Safety Tips for Journalists Working in Conflict Zones

Lead Director of BBC’s Arabic service Edmond Sabella, upon Media.am’s request, offered a few tips for journalists working in armed conflict zones. 

Travel preparation

  • Research the place you are going 
  • Become acquainted with the other members of your team, if you don’t know them 
  • Learn about the country’s political, cultural, and ethnic issues 
  • Determine what infrastructure and medical clinics there are near where you will be

Necessary documents 

  • Passport with more than 5 blank pages, visas, and more than 6 photos
  • ID card
  • Paper maps
  • Health, will and vehicle documents 

Risk assessment 

  • Is there a conflict, civil disorder, terrorism or other criminal threat?
  • Are there environmental or geographical risks?
  • Is there a threat of an emergency or crisis situation?
  • Is there the threat of kidnapping or arrest?
  • Are there problems related to communications, transportation, or information security?
  • Is there anyone on your team with your blood type?
  • Do you have contacts of people whom you can contact if necessary?

Necessary equipment

  • “Grab bag” [see below]
  • Personal protective equipment (bulletproof vest, helmet, ballistic goggles, mask)
  • Everyday clothing 
  • Trauma and first aid kit
  • Means of communication

The “grab bag” should contain

  • Trauma dressing 
  • Laminated copy of documents
  • Cash
  • Duct tape
  • Local map
  • Compass
  • Torch
  • Whistle 
  • Head scarf
  • Emergency food (chocolate, protein bars)
  • Swiss Army knife
  • Strong cord 
  • Simple mobile phone with an extra battery 

To protect your personal safety, you should

  • Recognize a threat
  • Evaluate your position
  • Avoid where possible
  • Diffuse the situation
  • Exit the area
  • Seek local knowledge
  • Wear sensible clothing
  • Don’t wear jewellery 
  • Look and act confident and not lost
  • Low profile is better

In a vehicle, you should

  • Sit behind the driver
  • Know where you are going
  • Check the vehicle’s wheels, lights
  • Agree on the fare before you go and pay when you reach your destination
  • Keep the doors locked
  • Check child locks are not activated
  • Leave space between your and other vehicles
  • Park the vehicle in such a way as to be ready to move quickly and watch each other’s back
  • Stow equipments properly
  • Wear seat belts

At checkpoints

  • Communicate with your team, lock the doors, show your hands, observe, and have your ID ready
  • Tell the driver to lower the lights
  • Open the window about a third and keep the engine running
  • If you don’t understand the language, show your ID and the area where you came from and where you’re going on the map
  • Be calm and polite
  • Try not to offer alcohol 
  • Try not to offer any lifts

In hostile environments, you should have

  • A bulletproof vest, helmet and eye protection 
  • A trauma pack with a tourniquet, hemostatic agent, field dressing and chest seal
  • A grab bag and satellite phone 
  • Travel insurance 

During shelling

  • If your vehicles if under fire, get low and drive away. If vehicle has stopped working, exit, get behind the engine, and prepare to run away from the vehicle.
  • If you are under small arms fire, run away, stay low and take cover from view, get into the ground, get behind walls or sand bags or very thick trees
  • To protect yourself against RPG and grenades, act the same way as under small arms fire
  • In the case of large-calibre firearms or heavy artillery, stay away as far as you can and zoom in with your camera

If there are mines, explosive remnants of war (ERW), and improvised explosive devices (IED)

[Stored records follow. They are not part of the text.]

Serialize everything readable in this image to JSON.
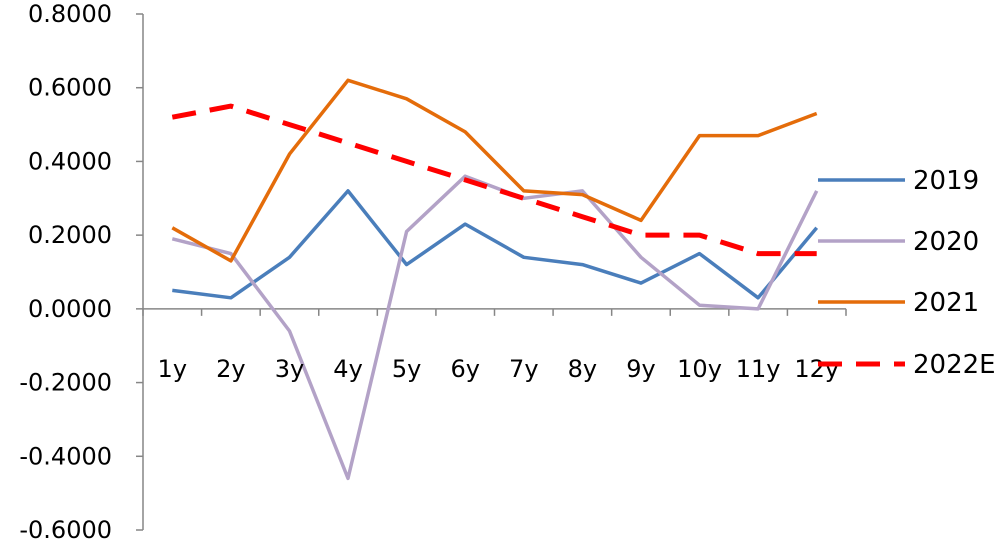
{
  "chart_data": {
    "type": "line",
    "categories": [
      "1y",
      "2y",
      "3y",
      "4y",
      "5y",
      "6y",
      "7y",
      "8y",
      "9y",
      "10y",
      "11y",
      "12y"
    ],
    "ylim": [
      -0.6,
      0.8
    ],
    "ytick_labels": [
      "0.8000",
      "0.6000",
      "0.4000",
      "0.2000",
      "0.0000",
      "-0.2000",
      "-0.4000",
      "-0.6000"
    ],
    "ytick_values": [
      0.8,
      0.6,
      0.4,
      0.2,
      0.0,
      -0.2,
      -0.4,
      -0.6
    ],
    "grid": false,
    "legend_position": "right",
    "series": [
      {
        "name": "2019",
        "color": "#4a7ebb",
        "style": "solid",
        "values": [
          0.05,
          0.03,
          0.14,
          0.32,
          0.12,
          0.23,
          0.14,
          0.12,
          0.07,
          0.15,
          0.03,
          0.22
        ]
      },
      {
        "name": "2020",
        "color": "#b3a2c7",
        "style": "solid",
        "values": [
          0.19,
          0.15,
          -0.06,
          -0.46,
          0.21,
          0.36,
          0.3,
          0.32,
          0.14,
          0.01,
          0.0,
          0.32
        ]
      },
      {
        "name": "2021",
        "color": "#e46c0a",
        "style": "solid",
        "values": [
          0.22,
          0.13,
          0.42,
          0.62,
          0.57,
          0.48,
          0.32,
          0.31,
          0.24,
          0.47,
          0.47,
          0.53
        ]
      },
      {
        "name": "2022E",
        "color": "#ff0000",
        "style": "dashed",
        "values": [
          0.52,
          0.55,
          0.5,
          0.45,
          0.4,
          0.35,
          0.3,
          0.25,
          0.2,
          0.2,
          0.15,
          0.15
        ]
      }
    ]
  }
}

  • For mines: stay on the tarmac and pay attention to mine signs 
  • In a mine field, stop, shout to the rest of your team to stop, assess the situation, call for help and wait. If no help arrives, backtrack and walk back in your own tracks.
  • For ERW: do not pick up souvenirs, don’t touch or go near ammunition, don’t be a military tourist 
  • If you see an IED: change routes and routine, keep a low profile, be observant of spotters, increased awareness through checkpoints or other potential targets, be aware of objects on the side of the roads, disturbed grounds, wires, out of place objects or vehicles and wear seat belts.
  • Be aware that there could be a secondary attack  

If you are kidnapped or detained

  • In the case of an official detention: be polite, compliant, reveal documentation and permission, get a message out, stand your ground and remember the law.
  • If you are under threat of kidnapping: keep a low profile, avoid routines, change your route, trust only a few, have a good vehicle and a secure room.
  • In the case of a hostage situation: communicate with other hostages, cooperate, prepare mentally and physically for a long ordeal, observe the captors’ behaviour, communicate, and always accept food and water 
  • In an escape attempt: take cover, show hands, don’t run and don’t grab a weapon. In extreme situations, keep talking, use common ground, keep eye contact, and don’t run away.